IN JAPANESE WITH CHINESE SUBTITLES

TAIWAN RELEASE: TODAY


While the pig, P-chan, is presented in a cute way, Maeda does not avoid issues of the animal’s bodily functions and its disruption to the orderly conduct of the school. In fact, that’s really the point. School Days With a Pig emphasizes that life is a messy business.

Maeda proves particularly adept at handling his cast of children and their various ways of responding to the question of what will happen to P-chan. The arguments become passionate, but the debate about life and death never becomes improbable, and offers an insight into a child’s way of looking at the world, the ways they try to grapple with responsibility for another living thing. The children’s characters are allowed to emerge gradually through their different relations to the pig and their ideas about its future. It is a fine ensemble performance and a child star is notably absent.
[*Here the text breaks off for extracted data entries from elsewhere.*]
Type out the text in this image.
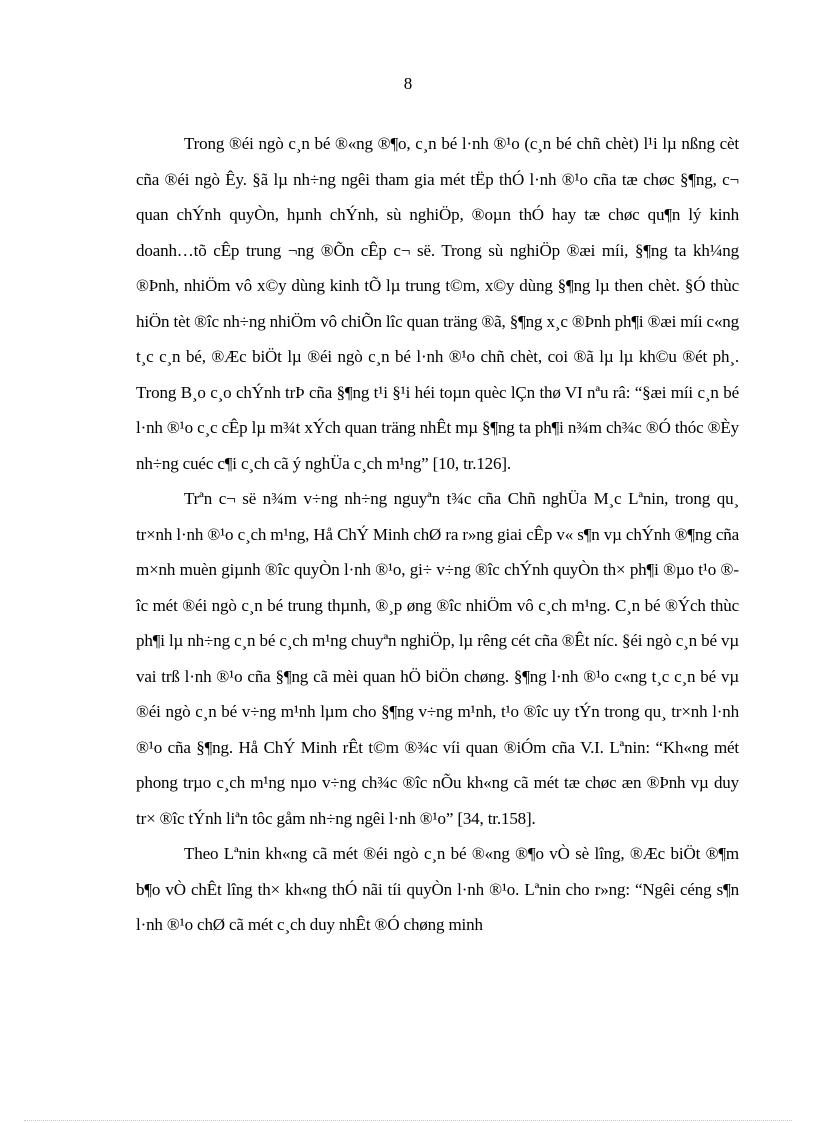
8

Trong ®éi ngò c¸n bé ®«ng ®¶o, c¸n bé l·nh ®¹o (c¸n bé chñ chèt) l¹i lµ nßng cèt cña ®éi ngò Êy. §ã lµ nh÷ng ngêi tham gia mét tËp thÓ l·nh ®¹o cña tæ chøc §¶ng, c¬ quan chÝnh quyÒn, hµnh chÝnh, sù nghiÖp, ®oµn thÓ hay tæ chøc qu¶n lý kinh doanh…tõ cÊp trung ¬ng ®Õn cÊp c¬ së. Trong sù nghiÖp ®æi míi, §¶ng ta kh¼ng ®Þnh, nhiÖm vô x©y dùng kinh tÕ lµ trung t©m, x©y dùng §¶ng lµ then chèt. §Ó thùc hiÖn tèt ®îc nh÷ng nhiÖm vô chiÕn lîc quan träng ®ã, §¶ng x¸c ®Þnh ph¶i ®æi míi c«ng t¸c c¸n bé, ®Æc biÖt lµ ®éi ngò c¸n bé l·nh ®¹o chñ chèt, coi ®ã lµ lµ kh©u ®ét ph¸. Trong B¸o c¸o chÝnh trÞ cña §¶ng t¹i §¹i héi toµn quèc lÇn thø VI nªu râ: “§æi míi c¸n bé l·nh ®¹o c¸c cÊp lµ m¾t xÝch quan träng nhÊt mµ §¶ng ta ph¶i n¾m ch¾c ®Ó thóc ®Èy nh÷ng cuéc c¶i c¸ch cã ý nghÜa c¸ch m¹ng” [10, tr.126].

Trªn c¬ së n¾m v÷ng nh÷ng nguyªn t¾c cña Chñ nghÜa M¸c Lªnin, trong qu¸ tr×nh l·nh ®¹o c¸ch m¹ng, Hå ChÝ Minh chØ ra r»ng giai cÊp v« s¶n vµ chÝnh ®¶ng cña m×nh muèn giµnh ®îc quyÒn l·nh ®¹o, gi÷ v÷ng ®îc chÝnh quyÒn th× ph¶i ®µo t¹o ®îc mét ®éi ngò c¸n bé trung thµnh, ®¸p øng ®îc nhiÖm vô c¸ch m¹ng. C¸n bé ®Ých thùc ph¶i lµ nh÷ng c¸n bé c¸ch m¹ng chuyªn nghiÖp, lµ rêng cét cña ®Êt níc. §éi ngò c¸n bé vµ vai trß l·nh ®¹o cña §¶ng cã mèi quan hÖ biÖn chøng. §¶ng l·nh ®¹o c«ng t¸c c¸n bé vµ ®éi ngò c¸n bé v÷ng m¹nh lµm cho §¶ng v÷ng m¹nh, t¹o ®îc uy tÝn trong qu¸ tr×nh l·nh ®¹o cña §¶ng. Hå ChÝ Minh rÊt t©m ®¾c víi quan ®iÓm cña V.I. Lªnin: “Kh«ng mét phong trµo c¸ch m¹ng nµo v÷ng ch¾c ®îc nÕu kh«ng cã mét tæ chøc æn ®Þnh vµ duy tr× ®îc tÝnh liªn tôc gåm nh÷ng ngêi l·nh ®¹o” [34, tr.158].

Theo Lªnin kh«ng cã mét ®éi ngò c¸n bé ®«ng ®¶o vÒ sè lîng, ®Æc biÖt ®¶m b¶o vÒ chÊt lîng th× kh«ng thÓ nãi tíi quyÒn l·nh ®¹o. Lªnin cho r»ng: “Ngêi céng s¶n l·nh ®¹o chØ cã mét c¸ch duy nhÊt ®Ó chøng minh
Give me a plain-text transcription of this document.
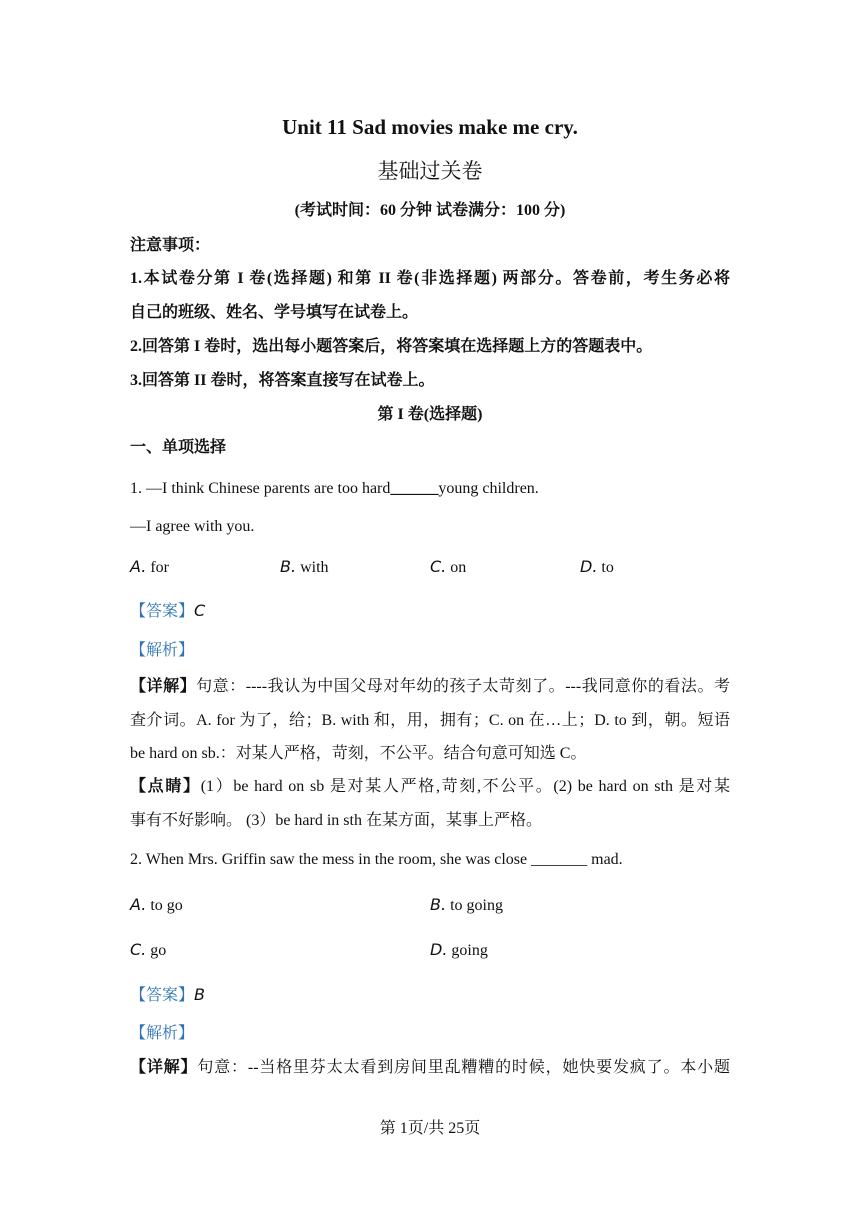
Unit 11 Sad movies make me cry.
基础过关卷
(考试时间：60 分钟 试卷满分：100 分)
注意事项：
1.本试卷分第 I 卷(选择题) 和第 II 卷(非选择题) 两部分。答卷前，考生务必将
自己的班级、姓名、学号填写在试卷上。
2.回答第 I 卷时，选出每小题答案后，将答案填在选择题上方的答题表中。
3.回答第 II 卷时，将答案直接写在试卷上。
第 I 卷(选择题)
一、单项选择
1. —I think Chinese parents are too hard______young children.
—I agree with you.
A. for	B. with	C. on	D. to
【答案】C
【解析】
【详解】句意：----我认为中国父母对年幼的孩子太苛刻了。---我同意你的看法。考
查介词。A. for 为了，给；B. with 和，用，拥有；C. on 在…上；D. to 到，朝。短语
be hard on sb.：对某人严格，苛刻，不公平。结合句意可知选 C。
【点睛】(1）be hard on sb 是对某人严格,苛刻,不公平。(2) be hard on sth 是对某
事有不好影响。 (3）be hard in sth 在某方面，某事上严格。
2. When Mrs. Griffin saw the mess in the room, she was close _______ mad.
A. to go	B. to going
C. go	D. going
【答案】B
【解析】
【详解】句意：--当格里芬太太看到房间里乱糟糟的时候，她快要发疯了。本小题
第 1页/共 25页
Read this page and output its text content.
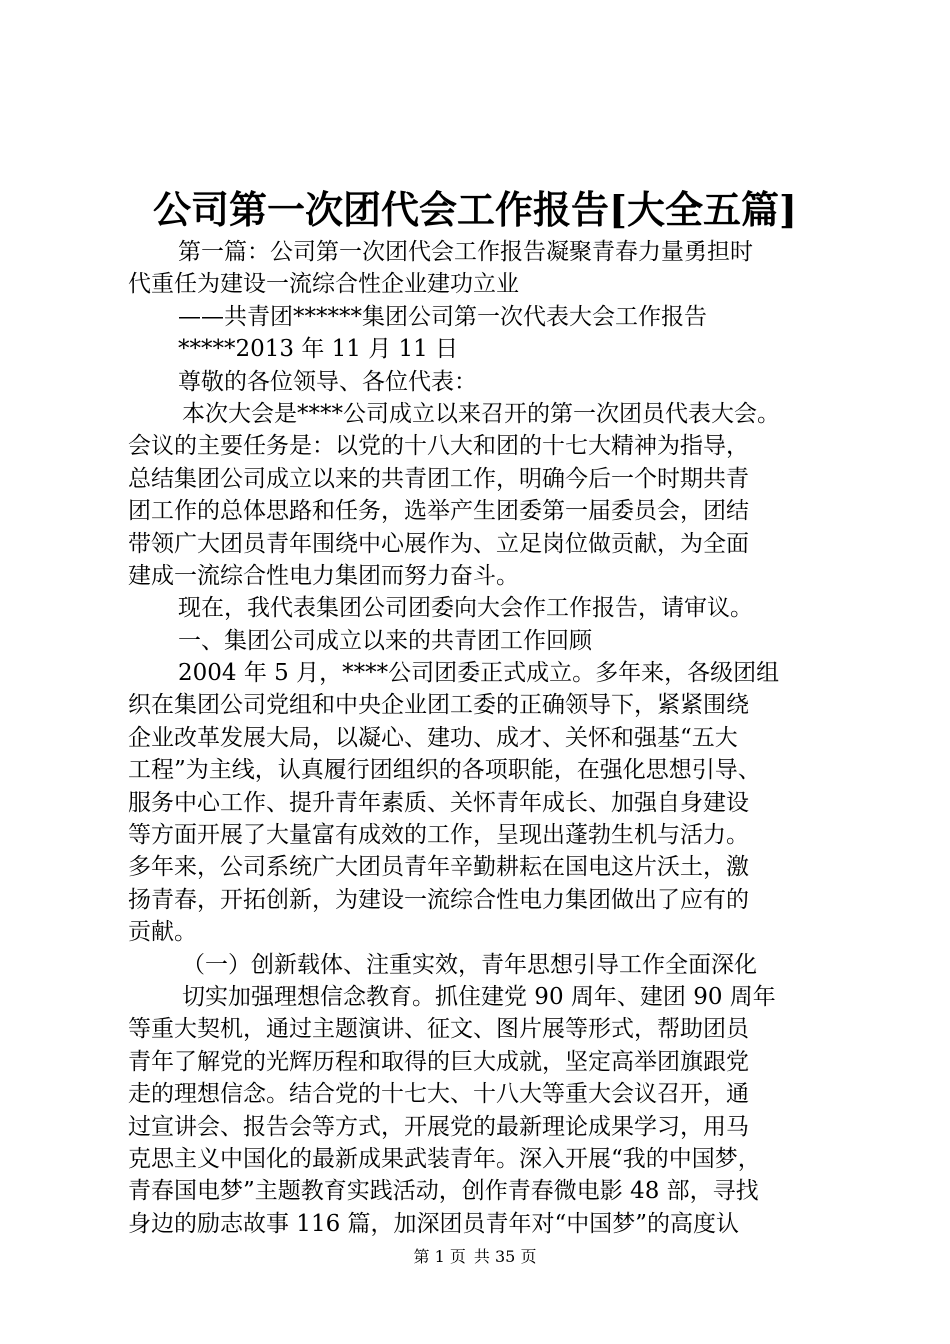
公司第一次团代会工作报告[大全五篇]
第一篇：公司第一次团代会工作报告凝聚青春力量勇担时
代重任为建设一流综合性企业建功立业
——共青团******集团公司第一次代表大会工作报告
*****2013 年 11 月 11 日
尊敬的各位领导、各位代表：
本次大会是****公司成立以来召开的第一次团员代表大会。
会议的主要任务是：以党的十八大和团的十七大精神为指导，
总结集团公司成立以来的共青团工作，明确今后一个时期共青
团工作的总体思路和任务，选举产生团委第一届委员会，团结
带领广大团员青年围绕中心展作为、立足岗位做贡献，为全面
建成一流综合性电力集团而努力奋斗。
现在，我代表集团公司团委向大会作工作报告，请审议。
一、集团公司成立以来的共青团工作回顾
2004 年 5 月，****公司团委正式成立。多年来，各级团组
织在集团公司党组和中央企业团工委的正确领导下，紧紧围绕
企业改革发展大局，以凝心、建功、成才、关怀和强基“五大
工程”为主线，认真履行团组织的各项职能，在强化思想引导、
服务中心工作、提升青年素质、关怀青年成长、加强自身建设
等方面开展了大量富有成效的工作，呈现出蓬勃生机与活力。
多年来，公司系统广大团员青年辛勤耕耘在国电这片沃土，激
扬青春，开拓创新，为建设一流综合性电力集团做出了应有的
贡献。
（一）创新载体、注重实效，青年思想引导工作全面深化
切实加强理想信念教育。抓住建党 90 周年、建团 90 周年
等重大契机，通过主题演讲、征文、图片展等形式，帮助团员
青年了解党的光辉历程和取得的巨大成就，坚定高举团旗跟党
走的理想信念。结合党的十七大、十八大等重大会议召开，通
过宣讲会、报告会等方式，开展党的最新理论成果学习，用马
克思主义中国化的最新成果武装青年。深入开展“我的中国梦，
青春国电梦”主题教育实践活动，创作青春微电影 48 部，寻找
身边的励志故事 116 篇，加深团员青年对“中国梦”的高度认
第 1 页 共 35 页
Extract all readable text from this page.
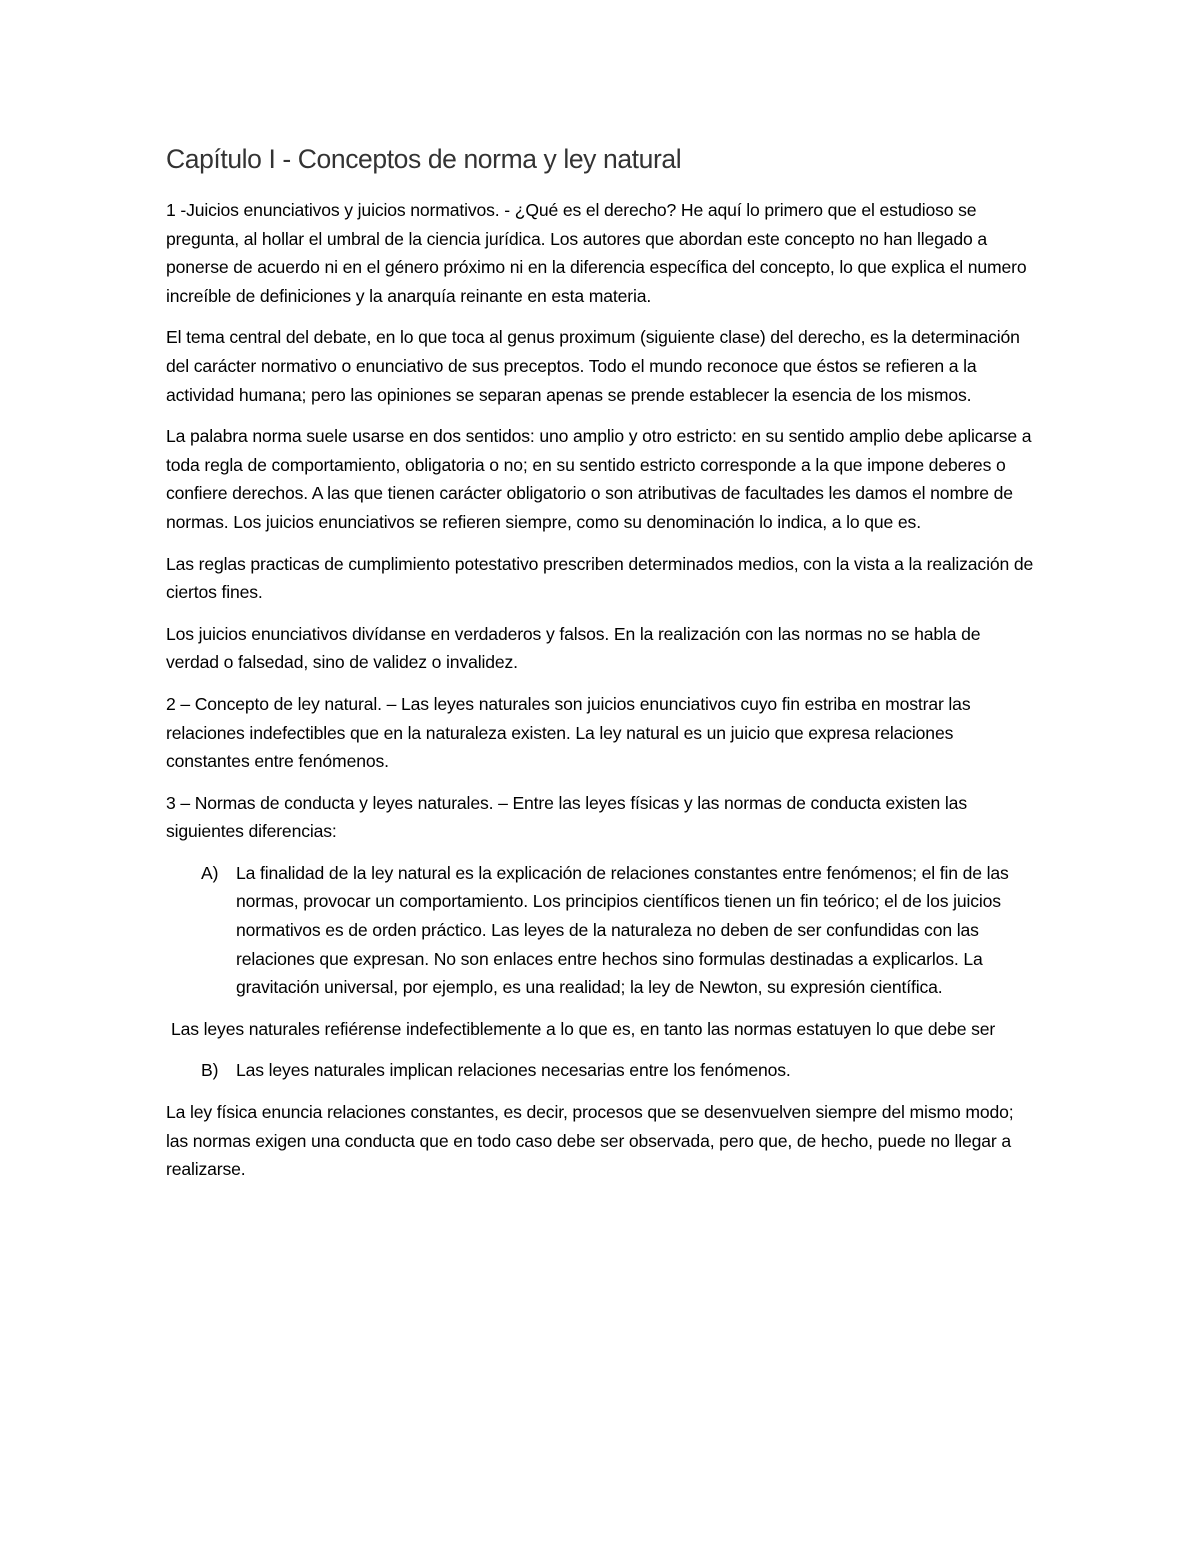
Capítulo I - Conceptos de norma y ley natural

1 -Juicios enunciativos y juicios normativos. - ¿Qué es el derecho? He aquí lo primero que el estudioso se pregunta, al hollar el umbral de la ciencia jurídica. Los autores que abordan este concepto no han llegado a ponerse de acuerdo ni en el género próximo ni en la diferencia específica del concepto, lo que explica el numero increíble de definiciones y la anarquía reinante en esta materia.

El tema central del debate, en lo que toca al genus proximum (siguiente clase) del derecho, es la determinación del carácter normativo o enunciativo de sus preceptos. Todo el mundo reconoce que éstos se refieren a la actividad humana; pero las opiniones se separan apenas se prende establecer la esencia de los mismos.

La palabra norma suele usarse en dos sentidos: uno amplio y otro estricto: en su sentido amplio debe aplicarse a toda regla de comportamiento, obligatoria o no; en su sentido estricto corresponde a la que impone deberes o confiere derechos. A las que tienen carácter obligatorio o son atributivas de facultades les damos el nombre de normas. Los juicios enunciativos se refieren siempre, como su denominación lo indica, a lo que es.

Las reglas practicas de cumplimiento potestativo prescriben determinados medios, con la vista a la realización de ciertos fines.

Los juicios enunciativos divídanse en verdaderos y falsos. En la realización con las normas no se habla de verdad o falsedad, sino de validez o invalidez.

2 – Concepto de ley natural. – Las leyes naturales son juicios enunciativos cuyo fin estriba en mostrar las relaciones indefectibles que en la naturaleza existen. La ley natural es un juicio que expresa relaciones constantes entre fenómenos.

3 – Normas de conducta y leyes naturales. – Entre las leyes físicas y las normas de conducta existen las siguientes diferencias:

A) La finalidad de la ley natural es la explicación de relaciones constantes entre fenómenos; el fin de las normas, provocar un comportamiento. Los principios científicos tienen un fin teórico; el de los juicios normativos es de orden práctico. Las leyes de la naturaleza no deben de ser confundidas con las relaciones que expresan. No son enlaces entre hechos sino formulas destinadas a explicarlos. La gravitación universal, por ejemplo, es una realidad; la ley de Newton, su expresión científica.

Las leyes naturales refiérense indefectiblemente a lo que es, en tanto las normas estatuyen lo que debe ser

B) Las leyes naturales implican relaciones necesarias entre los fenómenos.

La ley física enuncia relaciones constantes, es decir, procesos que se desenvuelven siempre del mismo modo; las normas exigen una conducta que en todo caso debe ser observada, pero que, de hecho, puede no llegar a realizarse.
The adult cast also puts in a strong performance, with Mieko Harada particularly attractive as the sympathetic principal who supports Mr Hoshi in his unconventional educational experiment. Parents are very much on the fringe, but there are some good cameos, not least from one father, a pork butcher, who tries a matter-of-fact approach with his son about P-chan’s fate. Then there is the regular pork chop in the children’s bento boxes every lunchtime, a mundane object that becomes endowed with huge significance as the children think about where it comes from.